What is acid-resistant fiberglass filter cloth and when is it needed?
Acid-resistant fiberglass is woven glass cloth treated with an acid-resistant PTFE impregnation, giving it a distinctive black appearance after treatment. It retains over 80% of its tensile strength after acid exposure, compared to untreated glass cloth which degrades significantly. It’s needed in applications with high SOx content and acid dew point risk — sinter plants, coal-fired boilers, and some chemical processing flue gas — where untreated glass fiber would be chemically attacked and fail prematurely.
Why is PTFE membrane lamination used on woven fiberglass?
Plain woven fiberglass relies on its dust cake for fine filtration and shows elevated emissions before the cake forms. Laminating an expanded PTFE microporous membrane onto the woven glass surface converts it to true surface filtration — particles are captured at the membrane from the first moment of operation, achieving 99.99%+ efficiency and enabling sub-5 mg/Nm³ emissions. The membrane also releases dust cleanly, lowering pressure drop and cleaning energy. This combination of glass fiber’s temperature tolerance with membrane surface filtration is the standard for modern ultra-low-emission cement and steel installations.
What filter media is best for sinter plant dust collection?
For sinter plant main exhaust dust collection, acid-resistant PTFE-membrane woven fiberglass is typically the optimal choice. It combines the high temperature tolerance and oxidation resistance needed for hot, oxidizing sinter flue gas; the acid resistance needed for the significant SOx content; the large-volume handling capability of woven cloth in reverse-air or low-pressure-pulse systems; and the ultra-low emission capability of PTFE membrane surface filtration. Lower-temperature points such as sinter coolers and material handling may use polymer felts (PPS) or polyester depending on conditions.
Can I use the same filter bags for both reverse-air and pulse-jet baghouses?

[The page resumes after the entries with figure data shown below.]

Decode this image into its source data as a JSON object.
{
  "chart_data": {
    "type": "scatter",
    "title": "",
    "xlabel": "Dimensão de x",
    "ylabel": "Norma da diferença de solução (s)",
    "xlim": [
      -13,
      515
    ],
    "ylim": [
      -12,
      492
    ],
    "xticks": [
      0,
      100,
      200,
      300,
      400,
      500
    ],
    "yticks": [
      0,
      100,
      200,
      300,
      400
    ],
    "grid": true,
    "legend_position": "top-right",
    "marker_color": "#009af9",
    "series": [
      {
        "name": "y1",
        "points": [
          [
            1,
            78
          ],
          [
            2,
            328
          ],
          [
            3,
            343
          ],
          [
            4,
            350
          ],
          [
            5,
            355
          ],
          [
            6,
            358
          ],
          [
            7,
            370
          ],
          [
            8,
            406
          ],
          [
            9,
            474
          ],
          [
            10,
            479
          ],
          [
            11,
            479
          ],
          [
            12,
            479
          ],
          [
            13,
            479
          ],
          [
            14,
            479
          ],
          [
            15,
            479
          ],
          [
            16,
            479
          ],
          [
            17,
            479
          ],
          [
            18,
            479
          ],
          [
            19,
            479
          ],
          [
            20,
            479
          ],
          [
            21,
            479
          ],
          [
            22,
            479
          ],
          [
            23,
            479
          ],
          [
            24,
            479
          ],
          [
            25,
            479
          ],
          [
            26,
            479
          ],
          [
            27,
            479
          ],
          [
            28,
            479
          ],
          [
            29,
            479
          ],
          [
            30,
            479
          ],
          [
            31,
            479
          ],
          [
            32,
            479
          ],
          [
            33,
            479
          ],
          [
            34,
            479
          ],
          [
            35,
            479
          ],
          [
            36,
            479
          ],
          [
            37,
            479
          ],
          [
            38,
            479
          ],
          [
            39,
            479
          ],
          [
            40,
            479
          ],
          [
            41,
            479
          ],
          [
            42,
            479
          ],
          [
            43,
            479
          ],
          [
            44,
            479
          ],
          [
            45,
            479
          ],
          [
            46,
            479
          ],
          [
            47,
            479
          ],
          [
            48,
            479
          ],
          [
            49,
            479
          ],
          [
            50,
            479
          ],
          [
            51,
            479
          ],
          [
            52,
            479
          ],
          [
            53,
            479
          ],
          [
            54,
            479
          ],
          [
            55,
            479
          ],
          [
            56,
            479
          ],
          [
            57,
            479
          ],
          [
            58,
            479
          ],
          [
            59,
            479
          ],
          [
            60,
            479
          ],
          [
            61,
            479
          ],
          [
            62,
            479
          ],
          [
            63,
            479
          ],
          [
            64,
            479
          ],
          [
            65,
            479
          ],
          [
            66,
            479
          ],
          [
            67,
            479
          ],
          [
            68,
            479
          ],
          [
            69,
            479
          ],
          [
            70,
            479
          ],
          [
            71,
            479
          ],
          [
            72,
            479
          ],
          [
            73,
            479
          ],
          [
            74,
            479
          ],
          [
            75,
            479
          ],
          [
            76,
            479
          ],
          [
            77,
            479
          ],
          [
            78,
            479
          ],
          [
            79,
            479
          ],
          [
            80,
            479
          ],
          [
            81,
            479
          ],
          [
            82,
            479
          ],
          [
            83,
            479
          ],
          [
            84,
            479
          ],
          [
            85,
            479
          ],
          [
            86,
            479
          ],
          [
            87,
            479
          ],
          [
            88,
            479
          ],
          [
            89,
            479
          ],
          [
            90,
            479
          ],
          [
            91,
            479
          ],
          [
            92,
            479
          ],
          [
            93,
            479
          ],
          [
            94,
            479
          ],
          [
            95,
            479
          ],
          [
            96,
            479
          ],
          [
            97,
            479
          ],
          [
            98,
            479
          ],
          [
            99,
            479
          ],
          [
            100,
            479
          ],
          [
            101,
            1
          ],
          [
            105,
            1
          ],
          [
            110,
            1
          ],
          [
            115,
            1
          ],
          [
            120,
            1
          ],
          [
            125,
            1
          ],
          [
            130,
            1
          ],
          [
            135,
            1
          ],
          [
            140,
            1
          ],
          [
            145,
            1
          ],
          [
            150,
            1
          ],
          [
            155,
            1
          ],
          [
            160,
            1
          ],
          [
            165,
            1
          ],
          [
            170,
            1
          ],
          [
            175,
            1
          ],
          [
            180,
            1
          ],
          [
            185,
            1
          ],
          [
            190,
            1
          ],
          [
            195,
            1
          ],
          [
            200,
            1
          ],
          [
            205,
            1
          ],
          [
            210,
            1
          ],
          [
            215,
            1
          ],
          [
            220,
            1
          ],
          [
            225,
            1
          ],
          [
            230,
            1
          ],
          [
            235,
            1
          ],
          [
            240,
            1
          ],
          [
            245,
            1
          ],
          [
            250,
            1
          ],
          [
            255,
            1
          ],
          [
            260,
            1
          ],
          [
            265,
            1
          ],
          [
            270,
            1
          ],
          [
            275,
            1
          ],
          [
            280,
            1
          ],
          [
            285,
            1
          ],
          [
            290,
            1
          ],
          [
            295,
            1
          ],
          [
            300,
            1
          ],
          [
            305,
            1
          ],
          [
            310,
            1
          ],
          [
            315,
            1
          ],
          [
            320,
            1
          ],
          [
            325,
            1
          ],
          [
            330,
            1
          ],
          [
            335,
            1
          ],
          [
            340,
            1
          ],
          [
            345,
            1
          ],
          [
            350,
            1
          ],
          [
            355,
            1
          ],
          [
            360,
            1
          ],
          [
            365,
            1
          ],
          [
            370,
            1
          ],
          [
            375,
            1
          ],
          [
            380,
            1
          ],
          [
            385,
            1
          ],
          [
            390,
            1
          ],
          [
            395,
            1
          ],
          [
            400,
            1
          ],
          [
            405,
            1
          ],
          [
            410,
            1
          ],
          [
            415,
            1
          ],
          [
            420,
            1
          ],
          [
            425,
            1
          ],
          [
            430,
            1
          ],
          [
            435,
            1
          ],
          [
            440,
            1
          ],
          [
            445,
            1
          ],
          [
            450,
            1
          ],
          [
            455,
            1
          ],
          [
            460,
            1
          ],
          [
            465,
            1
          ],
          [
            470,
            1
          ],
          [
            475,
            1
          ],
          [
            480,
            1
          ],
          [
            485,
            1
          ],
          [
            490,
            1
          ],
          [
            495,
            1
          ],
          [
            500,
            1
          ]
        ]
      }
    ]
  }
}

Generally no. Reverse-air systems use gentler cleaning and lower air-to-cloth ratios, favoring woven cloth with lighter handling requirements. Pulse-jet systems impose high mechanical shock and operate at higher face velocities, favoring needle felt that tolerates the flex fatigue. Using woven glass cloth in an aggressive pulse-jet system risks fiber breakage and premature failure; using lightweight reverse-air media in a high-velocity pulse-jet system causes accelerated wear. The bag specification — fabric type, weight, and construction — must match the cleaning mechanism.